Presidente americano (texano) imbecil? Jamais. Nunca veremos um Bush retratado no “cinema clichê”. Um presidente americano é sempre um super-herói e imortal, pronto para defender seus cidadãos com a força dos próprios punhos, se assim for necessário. 

Cenários apocalípticos (no filme “2012”, nem o nosso Cristo Redentor escapou da destruição em massa) em que o herói sempre escapa, e sempre por um triz, de ser engolido ou soterrado (aliás, James Bond, o agente 007, é hors-concours” nessa arte). E claro, não pode faltar a bandeirinha americana, sempre tremulando em algum canto do cenário. E por aí vai... clichês e mais clichês. 

Mas os clichês podem ser muito divertidos quando, de forma proposital, são usados sarcasticamente em filmes de humor. O programa humorístico SNL é especializado em satirizar acontecimentos históricos, artistas, políticos e todas as formas de artes em geral, aí incluindo, claro, também o cinema, como por exemplo, a paródia que mistura o Terminator com a história de Cristo.



Até os cartazes dos filmes são um eterno “lugar-comum” – nos filmes de comédias românticas vemos os casais de costas um para o outro, sempre sorrindo, com “aquele olhar 43” (em “Uma linda mulher”, “Como perder um homem em 10 dias”, “O amor custa caro”).

O ator comediante Will Ferrell, antiga cria do SNL, sempre é visto em seus filmes parodiando os eternos clichês do cinema americano, chamando a atenção para eles e, em geral, ridicularizando-os. Na comédia Os outros caras (“The other guys”), o diretor brinca com esse clichê e cria um cartaz animado, satirizando a clássica apresentação do policial “fodão”, com Will Ferrell e Mark Walhlberg num divertido cartaz promocional do filme.


Também o ator Leslie Nielsen (morto em 2010) nos divertia com os seus clichês escandalosamente explícitos. No filme “Apertem o cinto, o piloto sumiu” (Airplane!), o ator faz uma divertida paródia de um batido clichê que aparece sempre em situações de pânico, quando alguém perde o controle e surta, e tem que ser contido por outro personagem.

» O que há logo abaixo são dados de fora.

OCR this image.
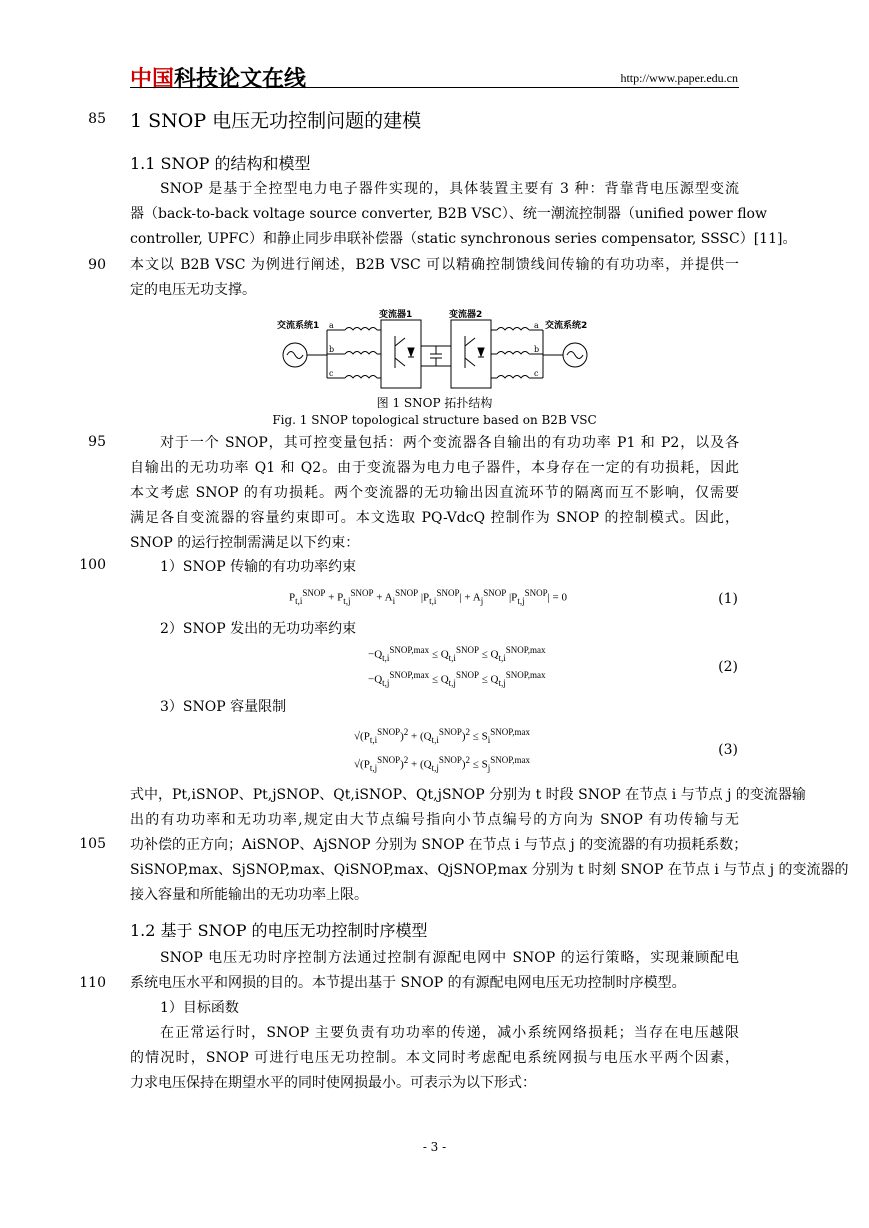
中国科技论文在线	http://www.paper.edu.cn
85
90
95
100
105
110
1 SNOP 电压无功控制问题的建模
1.1 SNOP 的结构和模型
SNOP 是基于全控型电力电子器件实现的，具体装置主要有 3 种：背靠背电压源型变流
器（back-to-back voltage source converter, B2B VSC）、统一潮流控制器（unified power flow
controller, UPFC）和静止同步串联补偿器（static synchronous series compensator, SSSC）[11]。
本文以 B2B VSC 为例进行阐述，B2B VSC 可以精确控制馈线间传输的有功功率，并提供一
定的电压无功支撑。
交流系统1	交流系统2
变流器1	变流器2
a
b
c
a
b
c
图 1 SNOP 拓扑结构
Fig. 1 SNOP topological structure based on B2B VSC
对于一个 SNOP，其可控变量包括：两个变流器各自输出的有功功率 P1 和 P2，以及各
自输出的无功功率 Q1 和 Q2。由于变流器为电力电子器件，本身存在一定的有功损耗，因此
本文考虑 SNOP 的有功损耗。两个变流器的无功输出因直流环节的隔离而互不影响，仅需要
满足各自变流器的容量约束即可。本文选取 PQ-VdcQ 控制作为 SNOP 的控制模式。因此，
SNOP 的运行控制需满足以下约束：
1）SNOP 传输的有功功率约束
$P_{t,i}^{SNOP} + P_{t,j}^{SNOP} + A_i^{SNOP}$ $|P_{t,i}^{SNOP}| + A_j^{SNOP}$ $|P_{t,j}^{SNOP}| = 0$	(1)
2）SNOP 发出的无功功率约束
$-Q_{t,i}^{SNOP,max} \le Q_{t,i}^{SNOP} \le Q_{t,i}^{SNOP,max}$
$-Q_{t,j}^{SNOP,max} \le Q_{t,j}^{SNOP} \le Q_{t,j}^{SNOP,max}$	(2)
3）SNOP 容量限制
$√(P_{t,i}^{SNOP})^2 + (Q_{t,i}^{SNOP})^2 \le S_i^{SNOP,max}$
$√(P_{t,j}^{SNOP})^2 + (Q_{t,j}^{SNOP})^2 \le S_j^{SNOP,max}$
(3)
式中，Pt,iSNOP、Pt,jSNOP、Qt,iSNOP、Qt,jSNOP 分别为 t 时段 SNOP 在节点 i 与节点 j 的变流器输
出的有功功率和无功功率,规定由大节点编号指向小节点编号的方向为 SNOP 有功传输与无
功补偿的正方向；AiSNOP、AjSNOP 分别为 SNOP 在节点 i 与节点 j 的变流器的有功损耗系数；
SiSNOP,max、SjSNOP,max、QiSNOP,max、QjSNOP,max 分别为 t 时刻 SNOP 在节点 i 与节点 j 的变流器的
接入容量和所能输出的无功功率上限。
1.2 基于 SNOP 的电压无功控制时序模型
SNOP 电压无功时序控制方法通过控制有源配电网中 SNOP 的运行策略，实现兼顾配电
系统电压水平和网损的目的。本节提出基于 SNOP 的有源配电网电压无功控制时序模型。
1）目标函数
在正常运行时，SNOP 主要负责有功功率的传递，减小系统网络损耗；当存在电压越限
的情况时，SNOP 可进行电压无功控制。本文同时考虑配电系统网损与电压水平两个因素，
力求电压保持在期望水平的同时使网损最小。可表示为以下形式：
- 3 -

E em Todo mundo em pânico (Scary Movie) ele é um presidente pateta (aí sim, retrata-se um Bush da vida real).



Da próxima vez que for assistir a um desses filmes tipicamente comerciais, “enlatados bem ao estilo blockbuster”, lembre-se dos clichês – procurar por eles (a lista é enorme, citei só alguns) já virou mania entre fissurados em cinema, e realmente é uma diversão à parte, principalmente quando usados propositadamente e sarcasticamente. Divirta-se. É um verdadeiro “onde está Wally?” cinematográfico (ou, em inglês, “Where’s Waldo?”).